With one of the largest budgets and, on paper at least, best squads, you would think Ipswich Town would be promotion favourites in the English League One this season.
Punters have good reason to be cautious, however. Last season, the first after Ipswich were relegated from the Championship, they were tipped to go straight back up – but finished woefully short in 11th place.
This year, just like last, they have got off to a great start, currently sitting second in the table on goal difference after ten games. But supporters and bettors know what happened before and fear another collapse in form.
Successful sports betting is not about placing bets with your heart; it’s about using your head to ensure you make sensible decisions. Sports betting sites like 20bet offer a wide range of sporting matches to bet on, and a chance to profit.
You must study the form, look to see if there are any historical peculiarities with the fixture – perhaps a weaker team is a bogey team against one particular opponent.

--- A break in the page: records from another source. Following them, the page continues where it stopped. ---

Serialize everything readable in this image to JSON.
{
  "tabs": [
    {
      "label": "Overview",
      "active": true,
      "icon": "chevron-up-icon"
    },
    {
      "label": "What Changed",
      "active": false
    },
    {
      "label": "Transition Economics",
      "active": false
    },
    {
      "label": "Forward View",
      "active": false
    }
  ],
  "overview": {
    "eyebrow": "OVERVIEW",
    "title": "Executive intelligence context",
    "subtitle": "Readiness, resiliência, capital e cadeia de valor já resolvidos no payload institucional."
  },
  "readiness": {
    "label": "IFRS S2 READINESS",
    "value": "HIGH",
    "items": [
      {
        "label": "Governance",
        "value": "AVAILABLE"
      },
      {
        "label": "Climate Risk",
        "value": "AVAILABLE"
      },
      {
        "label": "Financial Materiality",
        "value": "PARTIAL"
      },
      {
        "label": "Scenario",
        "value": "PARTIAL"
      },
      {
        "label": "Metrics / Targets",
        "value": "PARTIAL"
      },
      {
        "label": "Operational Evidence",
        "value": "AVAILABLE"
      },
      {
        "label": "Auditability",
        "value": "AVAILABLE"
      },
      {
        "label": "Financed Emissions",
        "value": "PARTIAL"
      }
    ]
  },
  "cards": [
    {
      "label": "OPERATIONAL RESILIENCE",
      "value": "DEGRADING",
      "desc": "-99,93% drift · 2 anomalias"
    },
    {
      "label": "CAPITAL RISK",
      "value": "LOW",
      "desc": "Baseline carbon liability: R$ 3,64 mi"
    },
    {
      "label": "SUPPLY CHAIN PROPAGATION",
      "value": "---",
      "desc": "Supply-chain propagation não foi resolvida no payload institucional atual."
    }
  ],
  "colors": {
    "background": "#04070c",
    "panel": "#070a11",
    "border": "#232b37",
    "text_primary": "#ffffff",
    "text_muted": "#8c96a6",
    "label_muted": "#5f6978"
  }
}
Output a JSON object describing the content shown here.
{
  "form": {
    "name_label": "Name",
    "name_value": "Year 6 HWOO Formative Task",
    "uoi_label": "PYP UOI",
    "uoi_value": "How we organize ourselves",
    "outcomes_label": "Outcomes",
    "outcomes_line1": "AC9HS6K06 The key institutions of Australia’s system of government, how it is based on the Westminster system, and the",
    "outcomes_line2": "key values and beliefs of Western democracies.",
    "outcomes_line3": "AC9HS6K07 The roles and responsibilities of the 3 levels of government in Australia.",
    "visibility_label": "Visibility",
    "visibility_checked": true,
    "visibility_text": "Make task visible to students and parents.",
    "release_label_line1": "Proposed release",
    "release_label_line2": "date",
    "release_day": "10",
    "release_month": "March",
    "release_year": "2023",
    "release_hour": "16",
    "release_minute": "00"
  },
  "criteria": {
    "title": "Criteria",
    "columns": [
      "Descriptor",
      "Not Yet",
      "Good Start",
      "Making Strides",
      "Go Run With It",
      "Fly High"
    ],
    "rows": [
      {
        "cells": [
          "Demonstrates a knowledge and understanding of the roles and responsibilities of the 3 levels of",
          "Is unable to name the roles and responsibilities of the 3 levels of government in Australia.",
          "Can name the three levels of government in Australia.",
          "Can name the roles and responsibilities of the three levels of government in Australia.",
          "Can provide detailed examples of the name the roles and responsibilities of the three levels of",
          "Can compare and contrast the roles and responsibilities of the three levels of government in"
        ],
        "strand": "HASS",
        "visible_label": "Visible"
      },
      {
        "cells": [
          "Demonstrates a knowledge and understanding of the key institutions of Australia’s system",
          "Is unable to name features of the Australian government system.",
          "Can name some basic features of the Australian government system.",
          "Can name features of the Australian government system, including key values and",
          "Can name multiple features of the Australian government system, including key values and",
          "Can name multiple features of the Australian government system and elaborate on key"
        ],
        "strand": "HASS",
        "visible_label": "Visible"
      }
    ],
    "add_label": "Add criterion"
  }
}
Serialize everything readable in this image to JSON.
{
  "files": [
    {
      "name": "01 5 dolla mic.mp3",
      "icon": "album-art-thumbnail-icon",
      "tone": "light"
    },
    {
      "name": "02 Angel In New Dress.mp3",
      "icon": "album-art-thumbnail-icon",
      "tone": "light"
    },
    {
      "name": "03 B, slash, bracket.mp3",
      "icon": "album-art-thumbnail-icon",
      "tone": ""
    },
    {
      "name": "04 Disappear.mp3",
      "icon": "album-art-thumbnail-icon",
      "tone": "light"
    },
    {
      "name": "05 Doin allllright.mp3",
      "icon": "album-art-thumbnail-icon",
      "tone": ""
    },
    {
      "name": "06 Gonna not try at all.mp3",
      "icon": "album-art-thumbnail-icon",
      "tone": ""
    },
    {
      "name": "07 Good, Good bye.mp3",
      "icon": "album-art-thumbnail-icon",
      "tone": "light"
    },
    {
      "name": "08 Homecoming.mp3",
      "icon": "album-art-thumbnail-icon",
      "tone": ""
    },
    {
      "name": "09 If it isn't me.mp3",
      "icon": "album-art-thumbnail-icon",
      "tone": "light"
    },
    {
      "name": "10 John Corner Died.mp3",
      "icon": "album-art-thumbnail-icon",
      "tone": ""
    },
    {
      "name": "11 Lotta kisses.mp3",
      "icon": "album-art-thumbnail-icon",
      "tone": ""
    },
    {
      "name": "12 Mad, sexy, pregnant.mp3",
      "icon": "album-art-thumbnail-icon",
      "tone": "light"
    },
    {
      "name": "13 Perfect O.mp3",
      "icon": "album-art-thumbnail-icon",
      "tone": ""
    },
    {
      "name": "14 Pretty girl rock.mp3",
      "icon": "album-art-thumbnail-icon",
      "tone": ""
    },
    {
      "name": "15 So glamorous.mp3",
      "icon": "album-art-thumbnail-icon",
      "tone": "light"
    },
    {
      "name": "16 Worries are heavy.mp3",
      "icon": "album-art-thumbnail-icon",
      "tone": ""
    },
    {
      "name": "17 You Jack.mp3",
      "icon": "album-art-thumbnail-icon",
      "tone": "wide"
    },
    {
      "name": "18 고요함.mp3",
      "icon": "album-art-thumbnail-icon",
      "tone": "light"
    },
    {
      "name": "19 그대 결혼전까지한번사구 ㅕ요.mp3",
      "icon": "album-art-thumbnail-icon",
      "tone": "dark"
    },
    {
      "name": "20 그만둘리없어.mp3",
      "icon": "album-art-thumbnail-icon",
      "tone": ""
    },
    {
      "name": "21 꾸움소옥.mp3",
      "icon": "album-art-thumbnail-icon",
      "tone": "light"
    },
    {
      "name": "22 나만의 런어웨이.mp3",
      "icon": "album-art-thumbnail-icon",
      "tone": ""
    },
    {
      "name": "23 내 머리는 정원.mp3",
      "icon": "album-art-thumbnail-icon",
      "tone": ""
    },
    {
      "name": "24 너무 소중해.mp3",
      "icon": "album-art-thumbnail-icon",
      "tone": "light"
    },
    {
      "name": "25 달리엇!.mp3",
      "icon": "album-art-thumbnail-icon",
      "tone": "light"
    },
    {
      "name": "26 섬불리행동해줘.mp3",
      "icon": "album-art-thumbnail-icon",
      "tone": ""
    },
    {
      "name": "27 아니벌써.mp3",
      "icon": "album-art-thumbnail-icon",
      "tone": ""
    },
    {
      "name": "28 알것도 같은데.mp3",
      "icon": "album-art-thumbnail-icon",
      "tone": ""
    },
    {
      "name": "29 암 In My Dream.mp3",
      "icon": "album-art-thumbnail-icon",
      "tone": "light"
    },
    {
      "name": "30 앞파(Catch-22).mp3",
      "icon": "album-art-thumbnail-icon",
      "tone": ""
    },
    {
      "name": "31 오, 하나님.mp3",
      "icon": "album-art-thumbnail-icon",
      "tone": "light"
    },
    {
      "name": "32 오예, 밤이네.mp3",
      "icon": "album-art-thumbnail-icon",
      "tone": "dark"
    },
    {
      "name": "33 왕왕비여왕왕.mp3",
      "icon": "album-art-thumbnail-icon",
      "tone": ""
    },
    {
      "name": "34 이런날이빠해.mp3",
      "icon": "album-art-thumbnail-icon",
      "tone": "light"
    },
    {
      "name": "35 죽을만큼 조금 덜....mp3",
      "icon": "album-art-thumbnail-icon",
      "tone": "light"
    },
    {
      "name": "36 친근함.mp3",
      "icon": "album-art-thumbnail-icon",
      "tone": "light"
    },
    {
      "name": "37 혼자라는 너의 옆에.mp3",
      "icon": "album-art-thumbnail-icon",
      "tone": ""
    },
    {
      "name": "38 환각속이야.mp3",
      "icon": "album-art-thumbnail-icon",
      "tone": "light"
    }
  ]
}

Then follow the latest news to check that injuries or suspensions will not affect the result. If one team has lost their star striker to injury, will that affect your judgment of who to back?
So, back to Ipswich. A team that on paper should cruise each game. The Suffolk club is seemingly invincible at home, at least according to the results. So far, Ipswich have played five and won five at Portman Road, although those who have watched report, for the last two games at least, an unconvincing performance.
It’s away from home that Ipswich’s worries seem to appear. Last season’s collapse under manager Paul Lambert, suggests a fragility in the team. When the side goes behind, or under pressure, the tempo drops. Town have played five away games this season, winning just two (drawing one and losing two). A long injury list has not helped matters.
Fans have also noted how Ipswich seemingly win against the mid or lower table sides in League 1 but struggle against the bigger sides that would be fighting them for a promotion place. Indeed, they have lost away to Doncaster and Lincoln City, both teams that were in the top six at the time.
Coming up is a massive away day at Sunderland, the other perceived “big dog” in League One. The Black Cats currently sit sixth in the table. But their home record of two wins, one draw and a surprise defeat to Portsmouth suggests Ipswich might fancy their chances, even with their own shaky away record.
Starved of success
Perhaps the sensible bet for the Sunderland vs Ipswich game would be a draw, and most bookies are offering odds of around 3.50 for that to happen.
Ipswich fans have been starved of success since days when they were playing in the Championship, fighting to get into the Premier League. Years of stagnation – they were the club with the longest stay in the Championship – led to inevitable relegation after then-manager Mick McCarthy left, followed by an ill-fated short stint in the hot seat from Paul Hurst.
Paul Lambert took over but was unable to prevent the club from dropping into the third tier of English football for the first time in nearly 60 years.
Desperate to return to winning ways, long-suffering fans, including famous Ipswich supporter Ed Sheeran continue to believe the corner has been turned. As such, many will back their team to win at the bookies, even if the form suggests another option is more profitable.
As we said earlier, it’s always better to bet with your head, rather than your heart.
One way around this – and it applies to a supporter of any team – is to make use of the in-play betting markets. Rather than backing Ipswich to win before kick-off and hoping for the best, let the game unfold and then make an in-play bet.
If Town have gone ahead, you might fancy them to go all the way and bet on them to finish the job, which is far less risky. Or if they are grimly holding on 0-0 and the other team look threatening, why not swallow your pride and bet on a loss. At least if they do go on to lose, you will have won some money to make you feel a little better.
As ever, it’s all about betting sensibly as the adverts in the UK tell us regularly: “When the fun stops, stop.”